Greetings from surprisingly sunny Portland, Oregon:

The last time I was at Random Order, it was 2008 and I knew a lot less about lattices.
The last time I was at Random Order, it was 2008 and I knew a lot less about lattices.

I have one new publication and one new draft paper to announce!

LVars, original flavor

First, I’m happy to announce that “LVars: Lattice-based Data Structures for Deterministic Parallelism” will appear at FHPC ‘13. (That’s a link to the most recent draft; I’ll replace it with a camera-ready version in the next few days.)

This paper marks a number of firsts for me. Aside from being my first primary-author publication and my first paper with my advisor, Ryan, it will be the first peer-reviewed published work on LVars. We’ve been working on getting this paper published for about a year, during which it’s been rejected three times.

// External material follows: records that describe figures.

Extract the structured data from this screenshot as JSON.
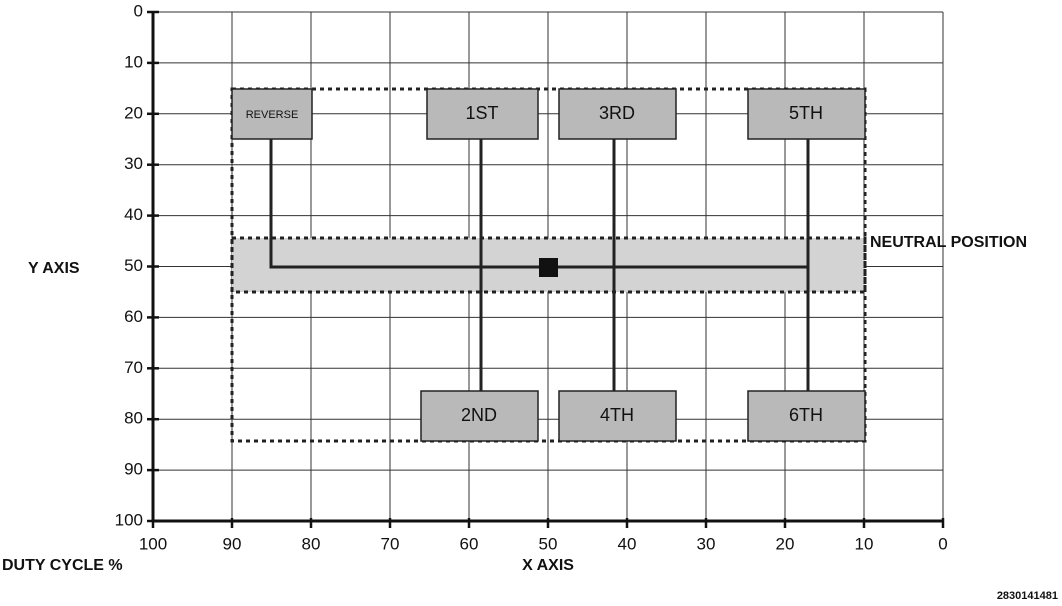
{
  "y_axis": {
    "title": "Y AXIS",
    "ticks": [
      0,
      10,
      20,
      30,
      40,
      50,
      60,
      70,
      80,
      90,
      100
    ]
  },
  "x_axis": {
    "title": "X AXIS",
    "ticks": [
      100,
      90,
      80,
      70,
      60,
      50,
      40,
      30,
      20,
      10,
      0
    ]
  },
  "duty_cycle_label": "DUTY CYCLE %",
  "neutral_label": "NEUTRAL POSITION",
  "gears": [
    "REVERSE",
    "1ST",
    "3RD",
    "5TH",
    "2ND",
    "4TH",
    "6TH"
  ],
  "figure_id": "2830141481"
}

Over that same time period, I’ve given talks about LVars in Denmark, Italy, Germany, and various places in the US; to programming languages people, compilers people, and distributed systems people; to Hacker School students and to academic researchers. But when I’ve gotten to the “where to find out more” bit at the end of all these talks, I’ve never had a proper publication to refer anyone to – just unpublished drafts and tech reports that haven’t undergone peer review. So it’s a great relief to finally get this first paper out there.

[“LVars: Lattice-based Data Structures for Deterministic Parallelism”]:

LVars, freezable

Second, I’m excited to announce a new draft, “Freeze After Writing: Quasi-Deterministic Parallel Programming with LVars and Handlers”, that Ryan and I co-authored with Aaron Turon and Neel Krishnaswami. I can’t say enough good things about working with Aaron and Neel – we started work on this paper around January, but their advice, feedback, and support have been of great help to the LVars project as a whole since well before that, so I’m especially happy to have joined forces for this stage of the work.

In this paper, we investigate loosening the usual determinism guarantee of LVars – which says that programs are guaranteed to produce the same result on every run – to a quasi-determinism guarantee, which says that programs are guaranteed to either produce the same result or raise an exception. In exchange for giving up full determinism, we gain the ability to make exact observations of the contents of an LVar, which involves freezing the LVar so that it can’t be updated again. It might just be that I’ve been reading a lot of Ted Chiang lately, but there seems to be a pretty cool uncertainty principle at work: we can trade certainty about the outcome of an LVar computation for certainty about the contents of an LVar at a point during the computation.

We also extend the LVars model by adding event handlers. Event handlers allow us to attach callback functions to an LVar that run whenever an update to the LVar occurs that we’ve marked as being an update of interest. Handlers and freezing can be used either apart or together (and only freezing weakens the determinism guarantee), but using them together enables a particularly useful style of programming with LVars. I’ll have more to say about this in a future post, but for now, the details are in the paper.

Comments welcome!

Update (October 3, 2013): “Freeze After Writing” was accepted at POPL 2014! I’ve written a bit more about it in a new post.